Kurbağa şövalye kollarını indirdi, çürümeye yüz tutmuş kokusunda yanlışlıkla bir sorun olmadığını düşündüğü için alaycı ifadesi geri döndü.

"Zayıf bir şaka, Leydi Renise. Madem daha nazik olmam gerektiği konusunda ısrar ediyorsunuz, sizi tekrar denemeye davet ediyorum."

"Buraya hakaret etmek için gelmedim. Sizin de çok iyi bildiğiniz gibi, salonumdaki kadını kovmak için buradayım. Alarm vermediniz. Pazarlık yapmaya hazırsınız."

"Sıkıntıdan kurtulmak istiyorum. Hiçbir zaman gece yarısı nöbeti tutan biri olmadım."
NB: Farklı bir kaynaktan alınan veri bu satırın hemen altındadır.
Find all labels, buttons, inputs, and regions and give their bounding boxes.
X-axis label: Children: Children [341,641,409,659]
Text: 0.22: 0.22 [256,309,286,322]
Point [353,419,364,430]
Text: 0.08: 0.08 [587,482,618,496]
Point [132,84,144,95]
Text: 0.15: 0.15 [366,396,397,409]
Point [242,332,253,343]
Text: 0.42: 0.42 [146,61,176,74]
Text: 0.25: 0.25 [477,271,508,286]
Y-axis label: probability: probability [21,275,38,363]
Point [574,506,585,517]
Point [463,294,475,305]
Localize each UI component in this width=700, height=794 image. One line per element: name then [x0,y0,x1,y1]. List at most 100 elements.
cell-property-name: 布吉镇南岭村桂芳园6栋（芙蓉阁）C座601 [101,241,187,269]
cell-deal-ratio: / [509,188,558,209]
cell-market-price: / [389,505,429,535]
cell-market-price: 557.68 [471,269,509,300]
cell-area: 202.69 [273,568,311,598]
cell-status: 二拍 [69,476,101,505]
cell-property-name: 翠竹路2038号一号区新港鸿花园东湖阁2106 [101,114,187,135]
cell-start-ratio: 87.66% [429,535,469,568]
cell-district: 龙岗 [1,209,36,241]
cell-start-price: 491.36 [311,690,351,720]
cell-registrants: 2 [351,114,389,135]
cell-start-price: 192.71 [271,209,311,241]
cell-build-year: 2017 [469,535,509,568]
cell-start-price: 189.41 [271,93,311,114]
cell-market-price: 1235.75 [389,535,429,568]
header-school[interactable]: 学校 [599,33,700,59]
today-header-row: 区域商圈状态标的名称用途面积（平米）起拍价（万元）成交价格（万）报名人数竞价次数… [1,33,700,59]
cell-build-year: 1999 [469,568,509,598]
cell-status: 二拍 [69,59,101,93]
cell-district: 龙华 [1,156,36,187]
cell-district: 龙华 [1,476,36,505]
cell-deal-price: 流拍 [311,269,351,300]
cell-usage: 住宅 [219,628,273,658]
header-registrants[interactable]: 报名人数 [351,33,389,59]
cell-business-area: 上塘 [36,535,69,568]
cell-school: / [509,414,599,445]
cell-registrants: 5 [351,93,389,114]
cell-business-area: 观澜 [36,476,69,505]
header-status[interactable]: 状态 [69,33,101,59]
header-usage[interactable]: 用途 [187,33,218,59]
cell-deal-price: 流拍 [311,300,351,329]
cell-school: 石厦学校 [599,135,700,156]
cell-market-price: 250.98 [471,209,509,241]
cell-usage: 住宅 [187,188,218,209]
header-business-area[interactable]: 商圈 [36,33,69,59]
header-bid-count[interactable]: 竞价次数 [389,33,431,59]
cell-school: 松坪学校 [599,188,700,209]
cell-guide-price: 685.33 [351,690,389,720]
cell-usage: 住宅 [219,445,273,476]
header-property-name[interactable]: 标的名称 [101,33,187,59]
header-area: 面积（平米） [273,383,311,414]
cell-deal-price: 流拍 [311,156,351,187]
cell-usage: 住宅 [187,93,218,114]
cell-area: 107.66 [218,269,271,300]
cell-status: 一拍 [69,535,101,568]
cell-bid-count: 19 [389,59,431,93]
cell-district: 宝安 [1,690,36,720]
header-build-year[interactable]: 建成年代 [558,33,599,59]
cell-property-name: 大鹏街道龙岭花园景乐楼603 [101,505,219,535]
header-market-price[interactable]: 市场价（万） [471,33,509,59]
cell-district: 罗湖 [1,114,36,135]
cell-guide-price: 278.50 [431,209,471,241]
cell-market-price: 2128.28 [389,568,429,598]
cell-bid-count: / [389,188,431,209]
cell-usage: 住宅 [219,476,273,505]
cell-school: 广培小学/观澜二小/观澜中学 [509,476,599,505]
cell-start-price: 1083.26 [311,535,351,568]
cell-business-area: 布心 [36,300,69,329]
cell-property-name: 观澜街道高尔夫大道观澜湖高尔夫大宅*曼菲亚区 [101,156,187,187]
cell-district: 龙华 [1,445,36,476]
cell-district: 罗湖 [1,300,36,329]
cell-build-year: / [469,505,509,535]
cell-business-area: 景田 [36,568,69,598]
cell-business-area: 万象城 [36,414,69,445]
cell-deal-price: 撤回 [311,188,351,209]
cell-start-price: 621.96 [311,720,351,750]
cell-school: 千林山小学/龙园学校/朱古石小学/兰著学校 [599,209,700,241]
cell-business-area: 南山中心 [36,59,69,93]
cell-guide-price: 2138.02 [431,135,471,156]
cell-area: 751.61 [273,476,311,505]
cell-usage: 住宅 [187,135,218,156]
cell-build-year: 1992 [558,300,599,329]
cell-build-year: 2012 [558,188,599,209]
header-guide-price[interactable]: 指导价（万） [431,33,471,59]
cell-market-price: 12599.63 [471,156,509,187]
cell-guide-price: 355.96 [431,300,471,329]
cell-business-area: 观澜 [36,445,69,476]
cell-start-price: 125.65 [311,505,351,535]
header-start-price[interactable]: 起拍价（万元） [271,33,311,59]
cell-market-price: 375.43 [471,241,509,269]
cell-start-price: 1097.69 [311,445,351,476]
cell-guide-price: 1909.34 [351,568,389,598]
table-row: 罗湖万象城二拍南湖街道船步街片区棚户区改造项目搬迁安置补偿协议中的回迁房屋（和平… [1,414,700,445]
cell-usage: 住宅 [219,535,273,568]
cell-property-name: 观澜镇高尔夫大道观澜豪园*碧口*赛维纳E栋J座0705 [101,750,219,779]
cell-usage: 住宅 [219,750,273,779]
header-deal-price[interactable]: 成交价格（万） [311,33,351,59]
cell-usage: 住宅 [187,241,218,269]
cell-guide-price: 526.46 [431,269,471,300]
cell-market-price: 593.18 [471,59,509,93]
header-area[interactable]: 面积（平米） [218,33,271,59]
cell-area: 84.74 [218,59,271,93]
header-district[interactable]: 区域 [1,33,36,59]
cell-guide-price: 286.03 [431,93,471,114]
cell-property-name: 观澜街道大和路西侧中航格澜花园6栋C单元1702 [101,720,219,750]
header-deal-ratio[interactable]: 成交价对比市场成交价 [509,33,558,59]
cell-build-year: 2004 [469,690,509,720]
"Mmh, gece yarısını atıştırarak geçirmiş gibi görünüyor," dedi Coppelia.

"Coppelia, zamanı değil," diye cevap verdim.

"Yine de doğru."

"Evet, öyle. Ama yine de zamanı değil."

Kurbağa şövalye dudaklarını ısırdı ve hiçbir şey söylemedi. Daha dik durdu ve sanki daha şövalye gibi davranmaya çalışıyormuş gibi çenesini biraz daha yukarı kaldırdı.

İkisi de göbek çizgisi için bir şey yapmadı.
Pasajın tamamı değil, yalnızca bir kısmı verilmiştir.